RTA operator Transdev demos self-driving shuttle, to mayor's approval



It doesn't fly, and it trundled along a route in front of the Ernest N. Morial Convention Center at the rather underwhelming speed of 8 miles per hour. But the EZ10 autonomous shuttle, presented at an event this morning by New Orleans Regional Transit Authority (RTA) operator Transdev and Mayor Mitch Landrieu, is just a preview of the self-driving technology that's sure to upend the way we think about cars and transportation in America in the years to come.

In remarks, Landrieu said the demonstration was part of an ongoing effort to help New Orleans "lead the nation, as opposed to following the nation; to become an ascendant city, rather than a descendant city." He described the demographic shift pushing more and more Americans into cities, and said most dense urban areas will have to embrace innovative solutions to meet their transportation needs.

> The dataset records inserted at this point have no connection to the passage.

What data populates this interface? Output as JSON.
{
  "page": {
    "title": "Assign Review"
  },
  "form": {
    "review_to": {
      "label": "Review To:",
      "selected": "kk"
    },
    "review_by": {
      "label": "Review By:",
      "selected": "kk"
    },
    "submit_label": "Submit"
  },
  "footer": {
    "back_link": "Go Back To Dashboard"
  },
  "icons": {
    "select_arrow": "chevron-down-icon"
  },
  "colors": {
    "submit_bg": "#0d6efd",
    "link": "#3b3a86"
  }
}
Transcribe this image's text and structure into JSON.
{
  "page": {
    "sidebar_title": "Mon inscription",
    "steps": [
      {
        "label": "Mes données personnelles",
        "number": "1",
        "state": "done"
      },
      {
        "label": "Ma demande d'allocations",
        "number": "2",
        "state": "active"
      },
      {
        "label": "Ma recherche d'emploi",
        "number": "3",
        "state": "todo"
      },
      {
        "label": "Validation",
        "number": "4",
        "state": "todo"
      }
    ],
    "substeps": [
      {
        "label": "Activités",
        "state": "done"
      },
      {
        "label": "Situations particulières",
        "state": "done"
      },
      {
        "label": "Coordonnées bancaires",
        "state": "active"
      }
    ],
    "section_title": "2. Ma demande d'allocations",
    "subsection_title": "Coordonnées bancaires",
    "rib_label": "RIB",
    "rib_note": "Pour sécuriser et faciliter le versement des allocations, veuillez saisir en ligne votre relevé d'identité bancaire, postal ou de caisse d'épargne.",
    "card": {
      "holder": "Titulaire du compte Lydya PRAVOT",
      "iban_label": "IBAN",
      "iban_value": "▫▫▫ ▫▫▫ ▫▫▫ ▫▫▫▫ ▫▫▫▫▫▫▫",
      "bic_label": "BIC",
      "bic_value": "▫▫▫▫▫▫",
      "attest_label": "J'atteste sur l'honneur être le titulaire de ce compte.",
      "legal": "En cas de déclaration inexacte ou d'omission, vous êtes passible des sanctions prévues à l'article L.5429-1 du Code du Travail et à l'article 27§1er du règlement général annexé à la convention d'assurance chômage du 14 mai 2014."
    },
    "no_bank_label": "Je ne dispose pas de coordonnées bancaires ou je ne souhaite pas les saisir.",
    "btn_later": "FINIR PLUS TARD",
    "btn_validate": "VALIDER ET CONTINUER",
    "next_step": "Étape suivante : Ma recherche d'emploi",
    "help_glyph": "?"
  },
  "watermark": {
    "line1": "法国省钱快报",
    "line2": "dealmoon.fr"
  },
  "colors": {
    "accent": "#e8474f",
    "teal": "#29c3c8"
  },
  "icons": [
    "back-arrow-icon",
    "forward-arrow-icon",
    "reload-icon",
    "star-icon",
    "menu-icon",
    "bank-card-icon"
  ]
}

Autonomous vehicles could very well be one of these solutions. Optimistic futurists have speculated self-driving cars could release people from the burden, expense and hassle of car ownership; they could completely change the way urban planners envision cities by eliminating parking lots. As public transit, the technology could help expand routes, increasing the geographic range and frequency of stops on existing transit systems. (There's also a dark side: self-driving cars may put some 5 million jobs at risk over the next several years by eliminating the need for drivers in many sectors.)

The small, 12-passenger EZ10 shuttle is like a functional preview of what this type of technology can do. It runs on a pre-programmed route or can be summoned via app, like an Uber. It's completely autonomous — there's no need for an operator to ride in the vehicle — but it is monitored at all times by interior cameras, which feed to a remote location anywhere in the country.

Inside the self-driving shuttle.
  • Inside the self-driving shuttle.

Inside, it's kind of like riding on an airport tram or in a subway car. There's no designated front or back, and people either sit in one of six seats or stand up and hang on to overhead straps for balance. Automatic doors let riders in and out. (There are several emergency exit buttons, just in case.)

But design questions won't be the main issue for many riders. They'll have to overcome the psychological hurdle of getting into a car and trusting that the car knows what to do in traffic.

"You need a certain confidence that it's really going to work. There's a certain security in pressing the brake or [using the] steering wheel," says Dick Alexander, Transdev's executive vice president of business development.

Alexander argues that autonomous vehicles are actually safer than those driven by human operators, a view often touted by tech companies with self-driving car development programs. On the EZ10, the vehicle's cameras and sensors provide it with a 360-degree view of obstacles, which it can intuitively avoid or be programmed to respond to. The car also stops when a human steps in front of it — we're warned to back away as it approaches, because it slows down when it "sees" us. As a demonstration, a Transdev staffer walks into the street just a few feet in front of the shuttle. It comes to a smooth stop and waits for him to move; a must-have feature for this jaywalking-prone city.

Landrieu goes for a ride.
  • Landrieu goes for a ride.

Though there are no concrete plans at this time to bring this technology to New Orleans, Alexander says it has the potential to be on the street within the year. The company is looking at rolling it out in a limited capacity in areas where it would make the most sense: in gated communities, for example, and as a so-called "last mile" measure, which helps riders bridge the gap between their homes and bus stops. This could be a key selling point for New Orleans, which suffered a dramatic reduction of bus routes and stops after Hurricane Katrina and the federal levee failures. Faraway bus stops can be particularly onerous for seniors, families with young children and people with mobility issues.

Of course, there are many issues that could arise as this technology is adapted. Alexander didn't offer a good answer as to how ensure passengers' safety inside the car when riding with others — he said that camera operators will call the police in case of an incident, but that seems a poor substitute for the eyes and ears of an alert driver. Hacking, that scourge of the connected world, also is a relevant concern. Transdev CIO Neal Hemenover said this model shuttle is in use in a few places in Paris, and it cleared the French government's hacking test, but concurs that ongoing tests always are needed.

For Hemenover, the biggest challenge for an autonomous vehicle has less to do with software, and more with psychology.


"The biggest concern is being able to bully the vehicle ... How do you determine all those different scenarios?" Hemenover says. By "bully," he means teaching it to interact with the unpredictable and essentially human of other drivers and pedestrians. He calls it an "evolutionary process," and sees the incorporation of autonomous elements, such as braking or lane change technology, in existing buses, as a more immediate priority than jumping ahead to completely autonomous vehicles.

This incremental approach seems like a realistic forecast for RTA, which often struggles with basic operational issues, including rider complaints about unsatisfactory service and questionable resource allocation. For those who have doubts about the self-driving car, no worries — it'll still be some time before a bus with no driver pulls up in front of you on Magazine Street.

"There's a lot of water that still has to go under the bridge," Landrieu acknowledged.